C.S.: Como se deu o seu envolvimento nesse filme? Qual o seu interesse enquanto ator de participar dessa obra?
Ruy Ricardo Diaz: Eu fui convidado pela própria Caru e confesso que fiquei muito interessado por alguns motivos. Em primeiro lugar, pela temática, por ser um assunto presente, atual, necessário, que precisa ser debatido. Em segundo lugar, pelo fato de ter começado a fazer cinema há pouco tempo e, até então, ter interpretado personagens épicos, relacionados a história do Brasil. Então, essa foi a oportunidade de interpretar um papel mais contemporâneo, uma figura do nosso dia-a-dia.
C.S.: Como se deu a escolha de o longa se passar em Santos? Como foi filmar em Santos? No que isso influenciou no resultado final da obra?
C.A.S.: A ideia de se passar em Santos veio a partir dos relatos de uma prima minha que atua como defensora pública lá e me contava os casos relacionados a menores infratores, o que derivou na vontade de contar essa história. Na minha visão, existia também a necessidade de se passar em um lugar pequeno por conta da intimidade que a história demandava. Era interessante que o juiz conhecesse o menor julgado de outras ocasiões, que existisse uma certa proximidade entre o mesmo e o promotor e o defensor, exatamente para criar também uma situação mais opressora para a personagem, já que ela tem que enfrentar os próprios colegas para defender alguém quem é próximo a ela. Fora isso, a praia de Santos foi utilizada para construir planos mais simbólicos, como quando ela é filmada sozinha com o mar e este representa a solidão dela.
R.R.D.: Foi muito bacana filmar lá. É Sempre interessante quando você utiliza um lugar como um símbolo de uma discussão maior. É como aquela brincadeira na escrita do Gabriel Garcia Márquez: você tem uma aldeia que consegue exemplificar o mundo inteiro e acho que, dadas as devidas proporções, Santos se tornou um pouco isso. É um pequeno universo onde, a partir dele, o espectador consegue compreender tudo o que se passa no nosso país.
C.S.: Existe uma tradição no Brasil de filmes com cunho social, que levantam e debatem problemas relevantes na nossa sociedade. De Menor, de certa forma, se encaixa nesse âmbito por pautar sua trama na questão do menor. Qual você acredita ser a importância de realizar obras como essa?
C. A.S: Existe mesmo essa tradição, em especial quando se fala de cineastas de classe média que realizam cinema social a partir da visão particular deles, de classe. Eu acho que o mais importante quando você se propõe a fazer um filme que de alguma maneira discuta alguma questão social é fazer um contraponto a uma ideia estabelecida sobre o assunto, principalmente se esta é fruto de alguma visão injusta. É crucial, portanto, neste processo, ter o cuidado para não reforçar estereótipos negativos, pois senão toda a boa intenção por trás da obra vai por água abaixo.

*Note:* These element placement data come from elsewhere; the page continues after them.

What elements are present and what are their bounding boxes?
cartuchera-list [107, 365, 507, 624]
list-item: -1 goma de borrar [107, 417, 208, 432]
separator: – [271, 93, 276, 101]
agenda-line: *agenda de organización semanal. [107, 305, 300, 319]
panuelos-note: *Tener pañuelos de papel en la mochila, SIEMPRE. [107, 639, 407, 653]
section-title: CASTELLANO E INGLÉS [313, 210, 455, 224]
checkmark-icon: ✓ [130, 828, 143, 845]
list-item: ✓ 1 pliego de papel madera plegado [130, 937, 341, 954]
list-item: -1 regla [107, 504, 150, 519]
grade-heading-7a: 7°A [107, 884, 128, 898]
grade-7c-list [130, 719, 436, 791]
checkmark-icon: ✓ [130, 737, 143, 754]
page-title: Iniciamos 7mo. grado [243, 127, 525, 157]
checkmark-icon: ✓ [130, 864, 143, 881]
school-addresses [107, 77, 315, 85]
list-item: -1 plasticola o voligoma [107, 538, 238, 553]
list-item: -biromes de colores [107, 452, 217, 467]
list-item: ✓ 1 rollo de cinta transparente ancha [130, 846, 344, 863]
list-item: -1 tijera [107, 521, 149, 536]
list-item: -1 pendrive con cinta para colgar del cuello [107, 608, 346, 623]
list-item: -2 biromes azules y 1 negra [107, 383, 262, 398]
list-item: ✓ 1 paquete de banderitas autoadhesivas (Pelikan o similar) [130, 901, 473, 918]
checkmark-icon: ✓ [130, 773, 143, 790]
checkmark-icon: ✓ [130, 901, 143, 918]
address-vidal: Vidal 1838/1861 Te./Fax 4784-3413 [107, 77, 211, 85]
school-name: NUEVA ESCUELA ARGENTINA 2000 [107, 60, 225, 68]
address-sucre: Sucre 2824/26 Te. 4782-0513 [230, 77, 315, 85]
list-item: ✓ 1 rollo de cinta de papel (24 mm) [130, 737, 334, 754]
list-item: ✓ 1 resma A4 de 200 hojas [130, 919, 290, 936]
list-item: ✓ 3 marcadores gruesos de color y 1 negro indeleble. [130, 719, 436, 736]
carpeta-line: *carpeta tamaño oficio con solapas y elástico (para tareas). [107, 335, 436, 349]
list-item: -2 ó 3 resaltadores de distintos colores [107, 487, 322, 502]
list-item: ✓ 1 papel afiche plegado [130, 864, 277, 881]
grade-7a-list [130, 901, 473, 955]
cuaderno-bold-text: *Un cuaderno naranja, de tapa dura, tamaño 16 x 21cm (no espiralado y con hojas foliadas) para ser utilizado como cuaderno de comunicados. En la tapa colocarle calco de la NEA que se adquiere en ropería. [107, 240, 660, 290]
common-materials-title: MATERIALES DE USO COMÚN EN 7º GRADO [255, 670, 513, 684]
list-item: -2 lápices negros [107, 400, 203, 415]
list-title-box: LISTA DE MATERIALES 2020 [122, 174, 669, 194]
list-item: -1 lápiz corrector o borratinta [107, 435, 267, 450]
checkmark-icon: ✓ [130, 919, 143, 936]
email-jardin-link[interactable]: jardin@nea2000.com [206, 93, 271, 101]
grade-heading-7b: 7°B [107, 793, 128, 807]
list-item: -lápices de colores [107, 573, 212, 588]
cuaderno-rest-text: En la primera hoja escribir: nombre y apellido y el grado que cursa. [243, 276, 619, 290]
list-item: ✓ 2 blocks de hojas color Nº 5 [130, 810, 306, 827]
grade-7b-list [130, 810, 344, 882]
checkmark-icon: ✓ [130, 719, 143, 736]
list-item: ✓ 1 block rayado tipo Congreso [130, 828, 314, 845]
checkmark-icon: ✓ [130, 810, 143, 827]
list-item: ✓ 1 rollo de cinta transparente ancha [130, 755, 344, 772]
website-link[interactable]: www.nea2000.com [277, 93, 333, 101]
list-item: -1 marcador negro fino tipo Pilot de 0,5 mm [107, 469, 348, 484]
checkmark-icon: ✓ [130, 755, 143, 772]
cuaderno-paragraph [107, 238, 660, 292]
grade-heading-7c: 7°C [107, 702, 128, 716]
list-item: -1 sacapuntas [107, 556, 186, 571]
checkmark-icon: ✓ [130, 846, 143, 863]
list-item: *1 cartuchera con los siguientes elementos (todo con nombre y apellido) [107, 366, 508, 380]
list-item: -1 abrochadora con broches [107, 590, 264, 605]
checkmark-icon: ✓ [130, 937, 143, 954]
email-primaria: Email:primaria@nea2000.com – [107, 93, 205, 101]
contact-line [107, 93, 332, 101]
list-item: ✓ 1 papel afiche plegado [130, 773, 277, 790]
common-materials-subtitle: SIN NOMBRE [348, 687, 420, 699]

R.R.D.: A arte é uma via de várias possiblidades. Noto que existe uma preocupação artística em debater os problemas da realidade que nos cerca desde sempre, mas esse movimento está ganhando cada vez mais força nas artes, não só no Brasil como em todo o mundo. Eu acho isso muito importante e gosto particularmente quando o trabalho consegue juntar a questão da discussão social com uma construção artística, sem dar tudo mastigado, de forma que o espectador construa o pensamento na medida em que as ações evoluem no filme, até para que a obra não se torne excessivamente planfetária. Eu acho que De Menor tem essa qualidade.
C.S.: Gostaria que expusesse a sua visão sobre a questão do menor infrator no Brasil.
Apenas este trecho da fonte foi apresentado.